Following the Grattan Institute’s recent report questioning the new federal-state government deal to expand infrastructure investment through “capital recycling”, chairman of the Productivity Commission, Peter Harris, delivered a speech on Friday warning against governments committing billions of dollars of funding to infrastructure projects without undertaking any proper cost-benefit analysis:
Projects plans are being dusted off all over Australia in the face of the new incentives for recycling capital from privatisation. We should all hope that there is more than dust being brushed off. But right now we can only hope.
…we identify numerous projects poorly planned and swiftly introduced in recent years. Hastening to contract has been identified by Auditor-General reports and private sector submitters alike as one of the most important factors in poor public sector infrastructure development…
The evidence suggests that we do not have planning and development systems that are sufficiently valued by governments or the public.
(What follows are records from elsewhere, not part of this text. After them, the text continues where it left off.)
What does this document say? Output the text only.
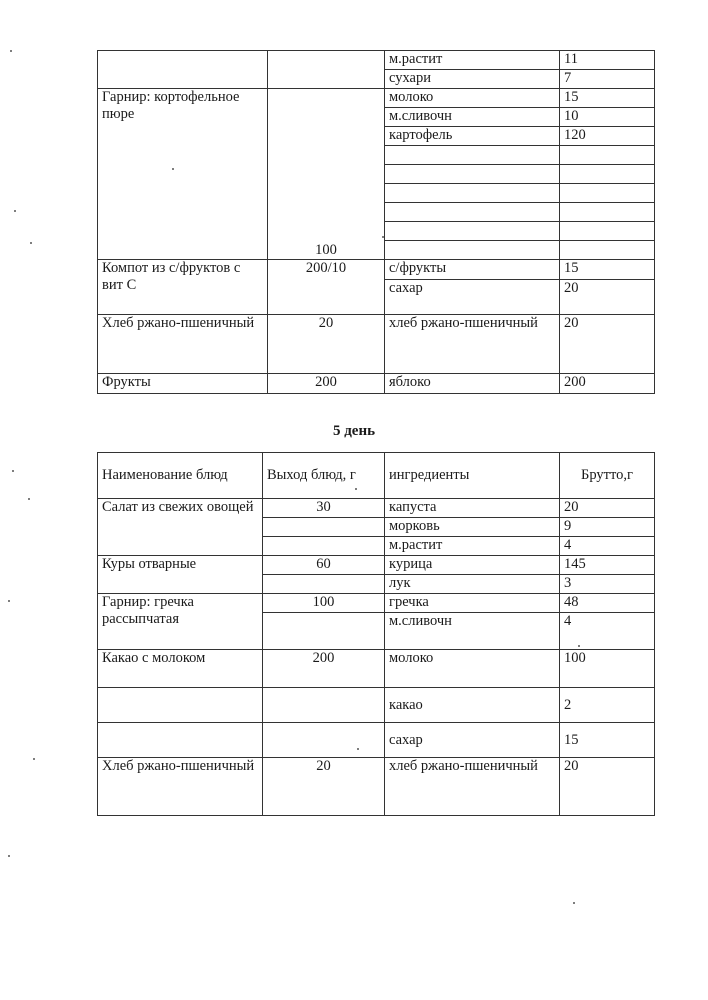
		м.растит	11
		сухари	7
Гарнир: кортофельное пюре	100	молоко	15
		м.сливочн	10
		картофель	120

Компот из с/фруктов с вит С	200/10	с/фрукты	15
		сахар	20
Хлеб ржано-пшеничный	20	хлеб ржано-пшеничный	20
Фрукты	200	яблоко	200
5 день
Наименование блюд	Выход блюд, г	ингредиенты	Брутто,г
Салат из свежих овощей	30	капуста	20
		морковь	9
		м.растит	4
Куры отварные	60	курица	145
		лук	3
Гарнир: гречка рассыпчатая	100	гречка	48
		м.сливочн	4
Какао с молоком	200	молоко	100
		какао	2
		сахар	15
Хлеб ржано-пшеничный	20	хлеб ржано-пшеничный	20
If our infrastructure planning systems were valued, they would be regularly churning out detailed published assessments of cost and benefit in advance of announcements, and these would be given to the community to justify the immense size of some of the commitments being made. This would be in-depth analysis in advance of press release.
Whereas the norm in major projects is that the announcement precedes the detailed planning. Then if there is time a cost:benefit assessment may be done but often won’t be published due to confidentiality concerns. Following that, there is a rapid move to tender in order that the promise is not overtaken by the appearance of delay…
It is that the process as just described ensures there can be no pipeline of projects for future private financiers to look over…
For a pipeline of projects to exist, there must be a process of continuous publication. Moreover, it must be sufficiently detailed in its analysis to allow private sector investors – superannuation funds or banks or operators of toll-roads or construction firms – to take the analysis down off the shelf and apply it to their business model.
The current ‘normal’ process is the opposite of what a pipeline needs.
This system can be reformed, and moreover it can be done without stopping projects in their tracks. This is a long term shift needing an equivalent long term approach.
And better planning will ultimately benefit users and taxpayers. All infrastructure is paid for by one or the other of these two parties. They should be the focus of public policy.
As noted by The Guardian’s Lenore Taylor, the Abbott Government has so far taken the wrong approach to infrastructure, pledging “billions of dollars to projects before any business case had been done and is giving some of them even more money in this budget, again without a business case”. Taylor cites “election promises totalling $3bn to the $10bn West Connex toll road in Sydney and the first stage of the East West link road in Melbourne – at a time when neither had business plans, and when Infrastructure Australia, which is supposedly the independent arbiter of the nation’s infrastructure priorities, said neither was “ready to proceed”.
The Victorian Government, too, has fallen into the same trap. In addition to the flawed East-West Link in Melbourne, the Napthine Government has also committed to changing the path of its city rail tunnel without undertaking thorough analysis, undoing years of planning in the process.
I have argued previously that well targeted infrastructure investment can offer the double dividend of supporting growth and jobs as the mining investment boom fades, whilst also expanding Australia’s longer-term productive base and improving living standards.
I also believe that going into debt to fund expenditure is not a problem provided that expenditure expands the productive potential of the economy, allowing the debt to be self-liquidating.
However, in order to be effective, such infrastructure investment must pass rigorous cost-benefit analysis, to ensure that it delivers the biggest returns to society. Otherwise, Australia will be left carrying the burden of expensive white elephants that offer only limited productivity/social value, and whose investment could have delivered much bigger returns elsewhere.
It is disappointing to read that Australia’s governments appear not to be following such an approach, choosing instead to base their decisions on short-term political motivations.